Under new rules, banks will now be required to carefully assess if the products in the bank account package can be used and provide any benefit to potential customers.
The Financial Services Authority (FSA) said that customers who have already been sold these types of bank accounts that typically include travel or mobile phone insurance might be able to reclaim money if they were sold a packaged account that they did not need and that was not explained correctly by the provider.
The FSA has published proposed guidelines that aim to make sure that each provider offering a packaged account must check whether each individual customer is eligible to claim against the insurance policies contained, provide customers with an annual eligibility statement and establish whether each policy is suitable for the customer and alert them if some are not.
Sheila Nicoll, FSA director of policy said: "We are concerned that it maybe too easy at the moment for firms to sell customers something they do not understand or need.”

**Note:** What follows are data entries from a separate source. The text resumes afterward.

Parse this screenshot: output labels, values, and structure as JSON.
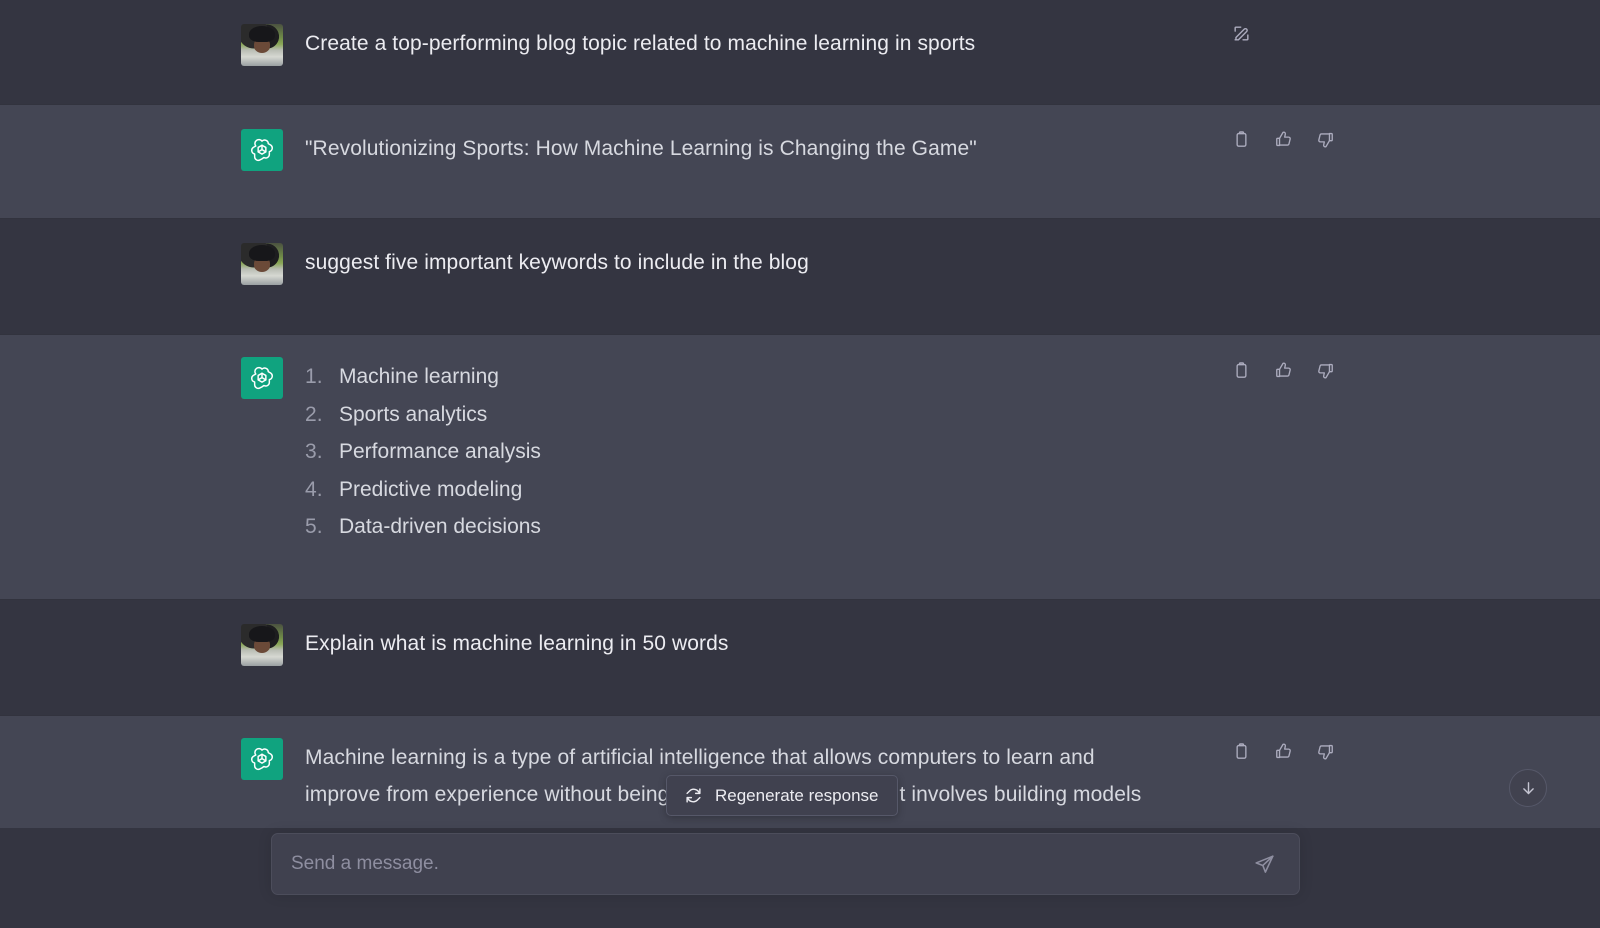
{
  "app": {
    "title": "ChatGPT"
  },
  "colors": {
    "user_row_bg": "#343541",
    "assistant_row_bg": "#444654",
    "brand_green": "#10a37f",
    "text_primary": "#ececf1",
    "text_secondary": "#d7d9e0",
    "muted": "#8e8ea0",
    "composer_bg": "#40414f"
  },
  "messages": [
    {
      "role": "user",
      "avatar": "user-photo-avatar",
      "text": "Create a top-performing blog topic related to machine learning in sports",
      "actions": [
        "edit"
      ]
    },
    {
      "role": "assistant",
      "avatar": "chatgpt-logo",
      "text": "\"Revolutionizing Sports: How Machine Learning is Changing the Game\"",
      "actions": [
        "copy",
        "thumbs-up",
        "thumbs-down"
      ]
    },
    {
      "role": "user",
      "avatar": "user-photo-avatar",
      "text": "suggest five important keywords to include in the blog",
      "actions": []
    },
    {
      "role": "assistant",
      "avatar": "chatgpt-logo",
      "list": [
        "Machine learning",
        "Sports analytics",
        "Performance analysis",
        "Predictive modeling",
        "Data-driven decisions"
      ],
      "actions": [
        "copy",
        "thumbs-up",
        "thumbs-down"
      ]
    },
    {
      "role": "user",
      "avatar": "user-photo-avatar",
      "text": "Explain what is machine learning in 50 words",
      "actions": []
    },
    {
      "role": "assistant",
      "avatar": "chatgpt-logo",
      "text": "Machine learning is a type of artificial intelligence that allows computers to learn and improve from experience without being explicitly programmed. It involves building models",
      "actions": [
        "copy",
        "thumbs-up",
        "thumbs-down"
      ]
    }
  ],
  "regenerate": {
    "label": "Regenerate response",
    "icon": "refresh-icon"
  },
  "composer": {
    "placeholder": "Send a message.",
    "value": "",
    "send_icon": "send-icon"
  },
  "scroll_button": {
    "icon": "arrow-down-icon"
  },
  "action_icons": {
    "edit": "edit-icon",
    "copy": "copy-icon",
    "thumbs_up": "thumbs-up-icon",
    "thumbs_down": "thumbs-down-icon"
  }
}
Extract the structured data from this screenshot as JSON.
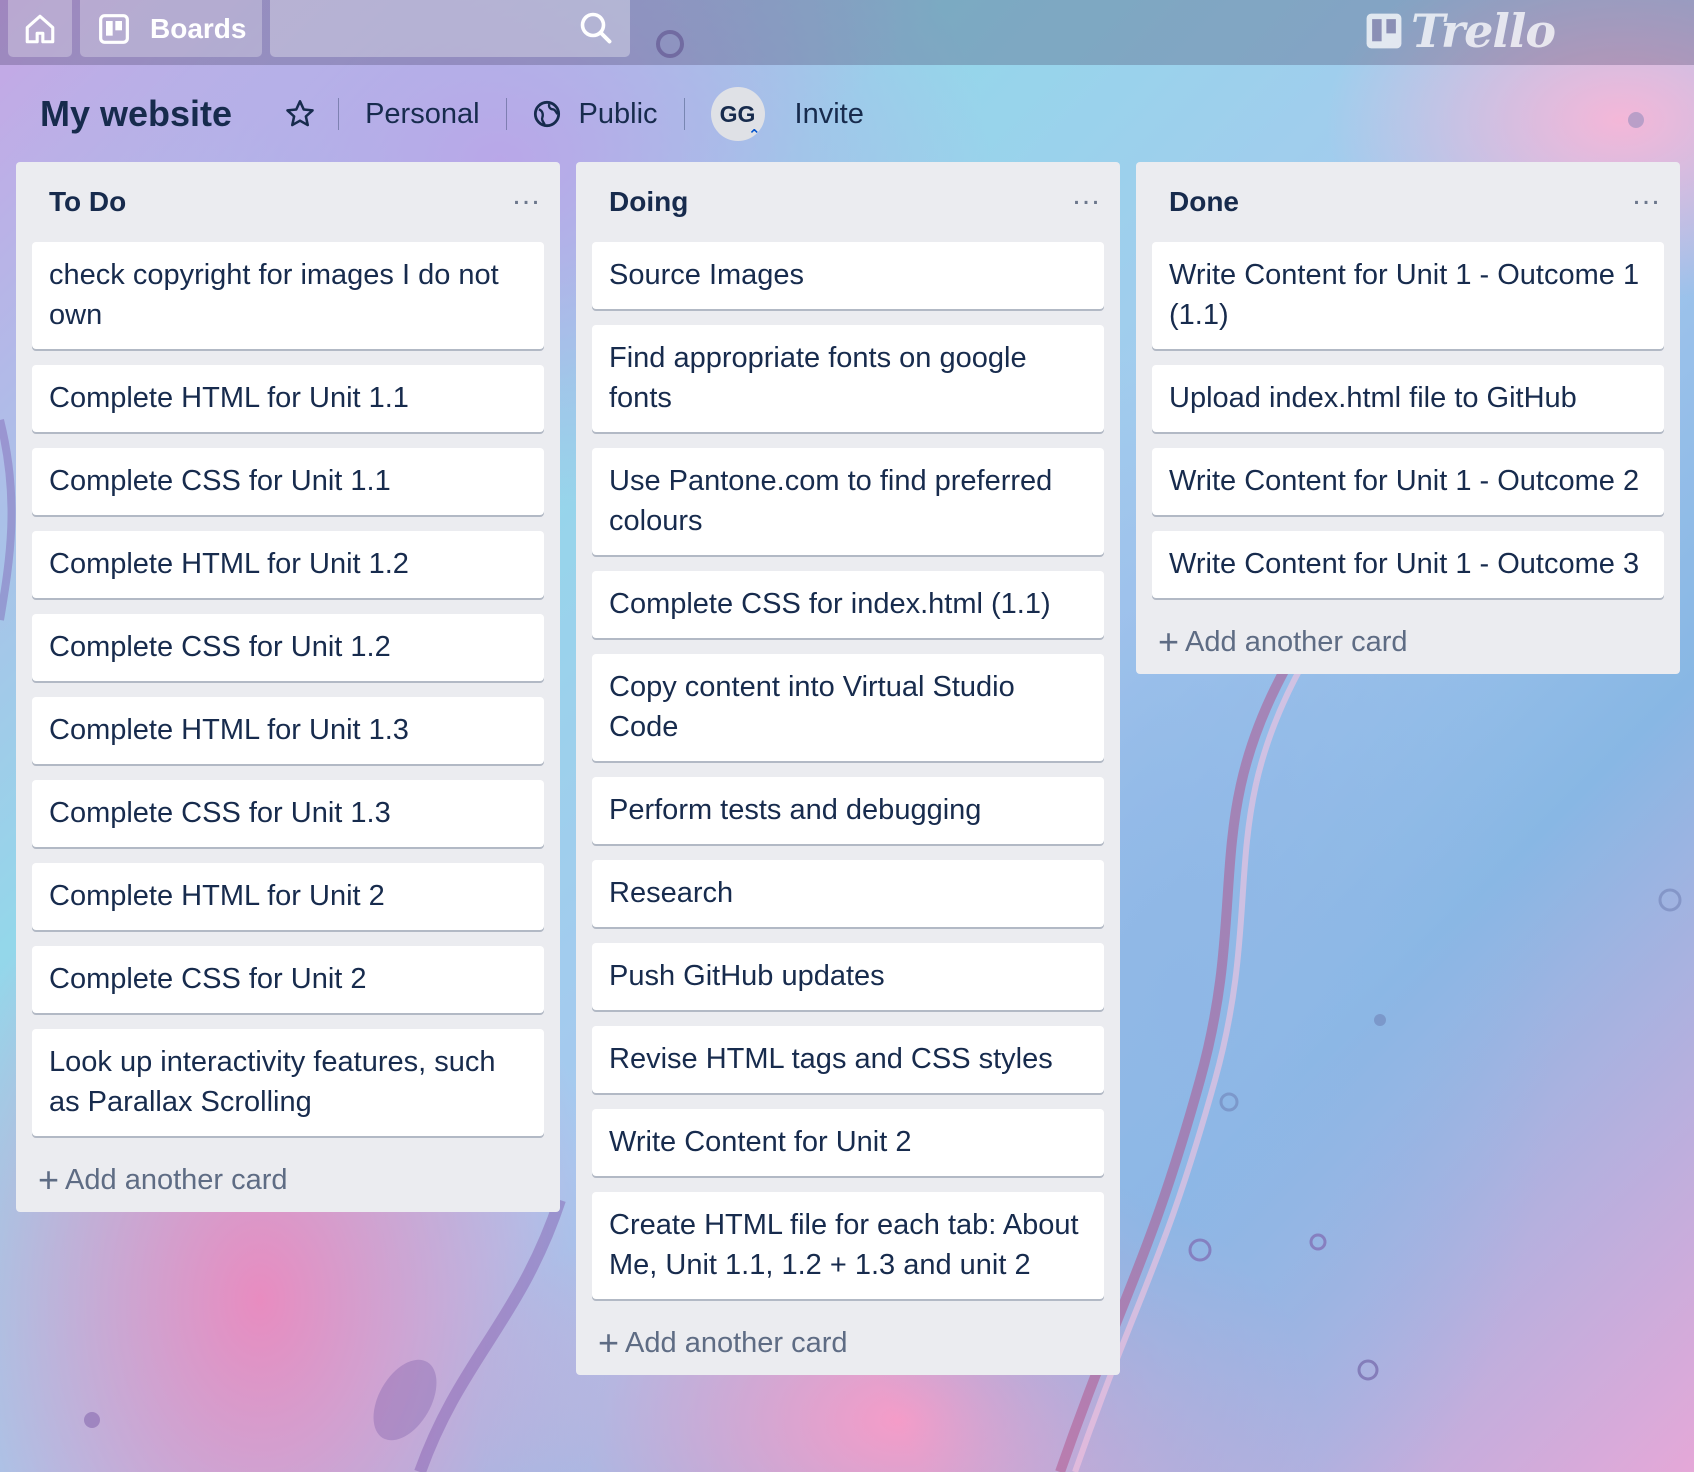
{
  "topbar": {
    "boards_label": "Boards",
    "logo_text": "Trello"
  },
  "board": {
    "title": "My website",
    "visibility_team": "Personal",
    "visibility": "Public",
    "avatar_initials": "GG",
    "invite_label": "Invite"
  },
  "lists": [
    {
      "title": "To Do",
      "cards": [
        "check copyright for images I do not own",
        "Complete HTML for Unit 1.1",
        "Complete CSS for Unit 1.1",
        "Complete HTML for Unit 1.2",
        "Complete CSS for Unit 1.2",
        "Complete HTML for Unit 1.3",
        "Complete CSS for Unit 1.3",
        "Complete HTML for Unit 2",
        "Complete CSS for Unit 2",
        "Look up interactivity features, such as Parallax Scrolling"
      ],
      "add_label": "Add another card"
    },
    {
      "title": "Doing",
      "cards": [
        "Source Images",
        "Find appropriate fonts on google fonts",
        "Use Pantone.com to find preferred colours",
        "Complete CSS for index.html (1.1)",
        "Copy content into Virtual Studio Code",
        "Perform tests and debugging",
        "Research",
        "Push GitHub updates",
        "Revise HTML tags and CSS styles",
        "Write Content for Unit 2",
        "Create HTML file for each tab: About Me, Unit 1.1, 1.2 + 1.3 and unit 2"
      ],
      "add_label": "Add another card"
    },
    {
      "title": "Done",
      "cards": [
        "Write Content for Unit 1 - Outcome 1 (1.1)",
        "Upload index.html file to GitHub",
        "Write Content for Unit 1 - Outcome 2",
        "Write Content for Unit 1 - Outcome 3"
      ],
      "add_label": "Add another card"
    }
  ],
  "colors": {
    "list_bg": "#ebecf0",
    "text": "#172b4d",
    "muted": "#5e6c84"
  }
}
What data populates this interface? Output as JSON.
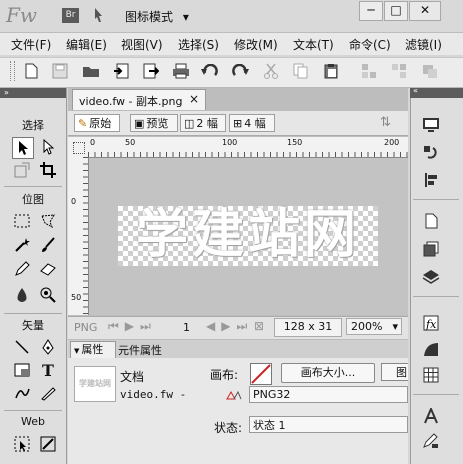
{
  "app": {
    "logo": "Fw",
    "bridge_badge": "Br",
    "mode_label": "图标模式"
  },
  "window_controls": {
    "minimize": "─",
    "maximize": "□",
    "close": "✕"
  },
  "menu": [
    "文件(F)",
    "编辑(E)",
    "视图(V)",
    "选择(S)",
    "修改(M)",
    "文本(T)",
    "命令(C)",
    "滤镜(I)"
  ],
  "tools_panel": {
    "sections": {
      "select": "选择",
      "bitmap": "位图",
      "vector": "矢量",
      "web": "Web"
    }
  },
  "document": {
    "tab_title": "video.fw - 副本.png",
    "tab_close": "×",
    "views": {
      "original": "原始",
      "preview": "预览",
      "two_up": "2 幅",
      "four_up": "4 幅"
    },
    "ruler": {
      "h_ticks": [
        "0",
        "50",
        "100",
        "150",
        "200"
      ],
      "v_ticks": [
        "0",
        "50"
      ]
    },
    "canvas_text": "学建站网"
  },
  "status_bar": {
    "format": "PNG",
    "frame": "1",
    "size": "128 x 31",
    "zoom": "200%"
  },
  "properties": {
    "tabs": [
      "属性",
      "元件属性"
    ],
    "thumb_text": "学建站网",
    "doc_label": "文档",
    "file_name": "video.fw -",
    "canvas_label": "画布:",
    "canvas_size_button": "画布大小...",
    "image_button": "图",
    "format_value": "PNG32",
    "state_label": "状态:",
    "state_value": "状态 1"
  },
  "colors": {
    "accent_red": "#cc2222",
    "panel": "#dedede"
  }
}
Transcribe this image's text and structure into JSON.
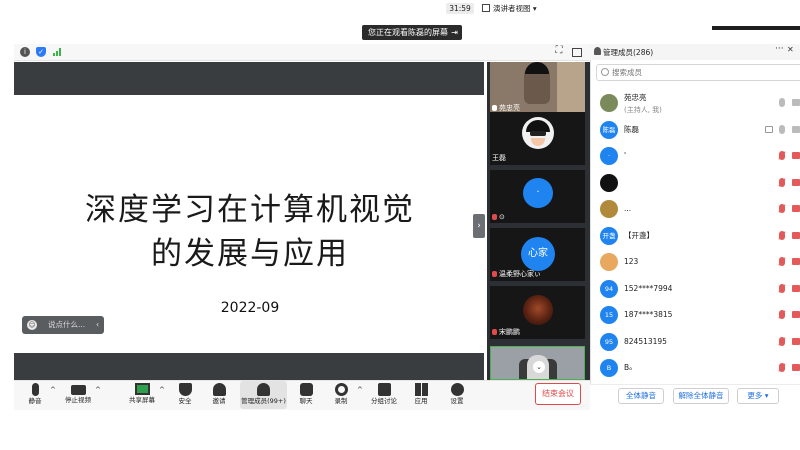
{
  "banner": {
    "text": "您正在观看陈磊的屏幕",
    "icon": "exit-icon"
  },
  "topbar": {
    "timer": "31:59",
    "view_mode": "演讲者视图",
    "icons": [
      "info-icon",
      "shield-icon",
      "signal-icon",
      "fullscreen-icon",
      "sidebar-toggle-icon"
    ]
  },
  "slide": {
    "title_line1": "深度学习在计算机视觉",
    "title_line2": "的发展与应用",
    "date": "2022-09"
  },
  "chat_pill": {
    "placeholder": "说点什么..."
  },
  "videos": [
    {
      "name": "苑忠亮",
      "muted": false
    },
    {
      "name": "王磊",
      "muted": false
    },
    {
      "name": "⊙",
      "avatar_text": "·",
      "muted": true
    },
    {
      "name": "温柔野心家ぃ",
      "avatar_text": "心家",
      "muted": true
    },
    {
      "name": "宋鹏鹏",
      "muted": true
    }
  ],
  "toolbar": {
    "mute": "静音",
    "stop_video": "停止视频",
    "share_screen": "共享屏幕",
    "security": "安全",
    "invite": "邀请",
    "members": "管理成员(99+)",
    "chat": "聊天",
    "record": "录制",
    "breakout": "分组讨论",
    "apps": "应用",
    "settings": "设置",
    "end_meeting": "结束会议"
  },
  "panel": {
    "title": "管理成员(286)",
    "search_placeholder": "搜索成员",
    "members": [
      {
        "name": "苑忠亮",
        "sub": "(主持人, 我)",
        "avatar": "",
        "color": "#7a8a5a",
        "mic_muted": false,
        "cam_muted": false
      },
      {
        "name": "陈磊",
        "sub": "",
        "avatar": "陈磊",
        "color": "#1f84f0",
        "mic_muted": false,
        "cam_muted": false,
        "sharing": true
      },
      {
        "name": "'",
        "sub": "",
        "avatar": "·",
        "color": "#1f84f0",
        "mic_muted": true,
        "cam_muted": true
      },
      {
        "name": "",
        "sub": "",
        "avatar": "",
        "color": "#111111",
        "mic_muted": true,
        "cam_muted": true
      },
      {
        "name": "...",
        "sub": "",
        "avatar": "",
        "color": "#b08a3a",
        "mic_muted": true,
        "cam_muted": true
      },
      {
        "name": "【开盏】",
        "sub": "",
        "avatar": "开盏",
        "color": "#1f84f0",
        "mic_muted": true,
        "cam_muted": true
      },
      {
        "name": "123",
        "sub": "",
        "avatar": "",
        "color": "#e8a860",
        "mic_muted": true,
        "cam_muted": true
      },
      {
        "name": "152****7994",
        "sub": "",
        "avatar": "94",
        "color": "#1f84f0",
        "mic_muted": true,
        "cam_muted": true
      },
      {
        "name": "187****3815",
        "sub": "",
        "avatar": "15",
        "color": "#1f84f0",
        "mic_muted": true,
        "cam_muted": true
      },
      {
        "name": "824513195",
        "sub": "",
        "avatar": "95",
        "color": "#1f84f0",
        "mic_muted": true,
        "cam_muted": true
      },
      {
        "name": "Bₒ",
        "sub": "",
        "avatar": "B",
        "color": "#1f84f0",
        "mic_muted": true,
        "cam_muted": true
      }
    ],
    "footer": {
      "mute_all": "全体静音",
      "unmute_all": "解除全体静音",
      "more": "更多 ▾"
    }
  },
  "colors": {
    "accent": "#1f84f0",
    "danger": "#e04a4a",
    "active_green": "#2e9e4f"
  }
}
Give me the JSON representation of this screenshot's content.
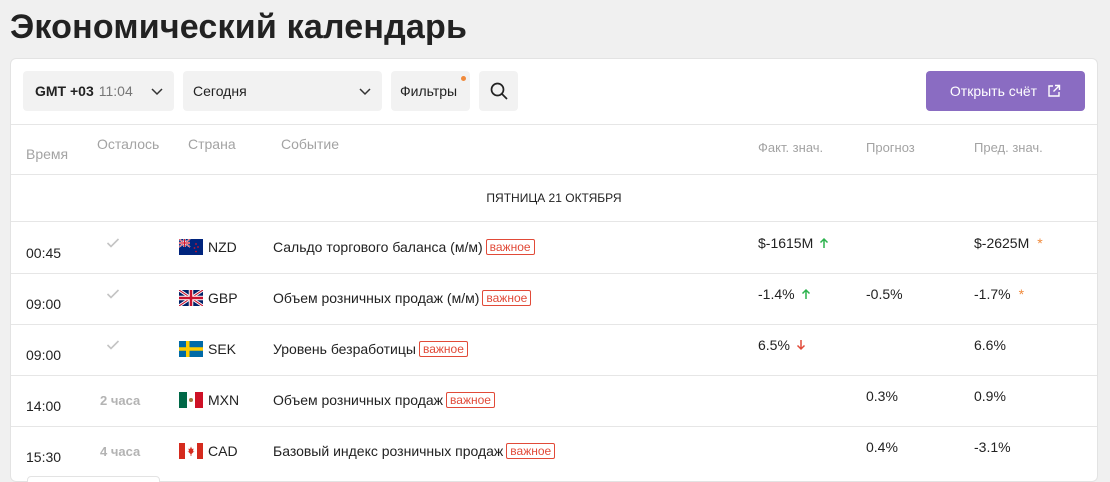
{
  "page": {
    "title": "Экономический календарь"
  },
  "toolbar": {
    "timezone_label": "GMT +03",
    "timezone_time": "11:04",
    "date_selected": "Сегодня",
    "filters_label": "Фильтры",
    "open_account_label": "Открыть счёт"
  },
  "columns": {
    "time": "Время",
    "left": "Осталось",
    "country": "Страна",
    "event": "Событие",
    "actual": "Факт. знач.",
    "forecast": "Прогноз",
    "previous": "Пред. знач."
  },
  "day_header": "ПЯТНИЦА 21 ОКТЯБРЯ",
  "events": [
    {
      "time": "00:45",
      "left": "",
      "done": true,
      "flag": "nz",
      "country": "NZD",
      "event": "Сальдо торгового баланса (м/м)",
      "badge": "важное",
      "actual": "$-1615M",
      "trend": "up",
      "forecast": "",
      "previous": "$-2625M",
      "revised": true
    },
    {
      "time": "09:00",
      "left": "",
      "done": true,
      "flag": "gb",
      "country": "GBP",
      "event": "Объем розничных продаж (м/м)",
      "badge": "важное",
      "actual": "-1.4%",
      "trend": "up",
      "forecast": "-0.5%",
      "previous": "-1.7%",
      "revised": true
    },
    {
      "time": "09:00",
      "left": "",
      "done": true,
      "flag": "se",
      "country": "SEK",
      "event": "Уровень безработицы",
      "badge": "важное",
      "actual": "6.5%",
      "trend": "down",
      "forecast": "",
      "previous": "6.6%",
      "revised": false
    },
    {
      "time": "14:00",
      "left": "2 часа",
      "done": false,
      "flag": "mx",
      "country": "MXN",
      "event": "Объем розничных продаж",
      "badge": "важное",
      "actual": "",
      "trend": "",
      "forecast": "0.3%",
      "previous": "0.9%",
      "revised": false
    },
    {
      "time": "15:30",
      "left": "4 часа",
      "done": false,
      "flag": "ca",
      "country": "CAD",
      "event": "Базовый индекс розничных продаж",
      "badge": "важное",
      "actual": "",
      "trend": "",
      "forecast": "0.4%",
      "previous": "-3.1%",
      "revised": false
    }
  ],
  "colors": {
    "accent": "#8a6cc2",
    "badge": "#e14a38",
    "up": "#2bb24c",
    "down": "#e14a38",
    "revised": "#f08a3c"
  },
  "icons": {
    "search": "search-icon",
    "external": "external-link-icon",
    "chevron": "chevron-down-icon",
    "check": "check-icon"
  }
}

One in five UK adults is estimated to hold a packaged bank account, the cost of which is often around £300 a year. Since the financial crisis banks have increased the amount of packaged bank accounts they offer as a way to increase profits and there are now more packaged accounts than free in-credit accounts available.
The FSA is concerned that insurance elements of the package are being sold in the same way as payment protection insurance (PPI), the mis-selling of which caused a major scandal and legal case that was eventually settled in favour of the consumer, costing the banks around £7 billion.
Analysis by independent financial research company Defaqto reveals that in 2006 there were just 33 packaged accounts and that this figure now stands at 69, an increase of 109 per cent.
David Black, Defaqto's Insight Analyst for Banking, said: “The three high value incentives currently offered by most packaged current accounts are travel insurance, motor breakdown cover and mobile phone insurance. For each benefit, it is important for people to look at the type and level of cover that is actually being offered – and to compare these against other accounts and also standalone alternatives.”
Consumer groups have conducted research that shows just one in ten customers who pay for an insurance product through a packaged bank account actually use it to get the benefits.
Which? executive director, Richard Lloyd, said: "Which? has found that a third of people don't use any of the benefits offered with packaged current accounts. This means that they're wasting between £240m and £320m in bank fees each year.”
Sarah Brooks, Director of Financial Services at Consumer Focus, said: “The last thing this market needs is another mis-selling scandal following on from PPI. Consumers need to able to trust banks to sell them products that are right for them.”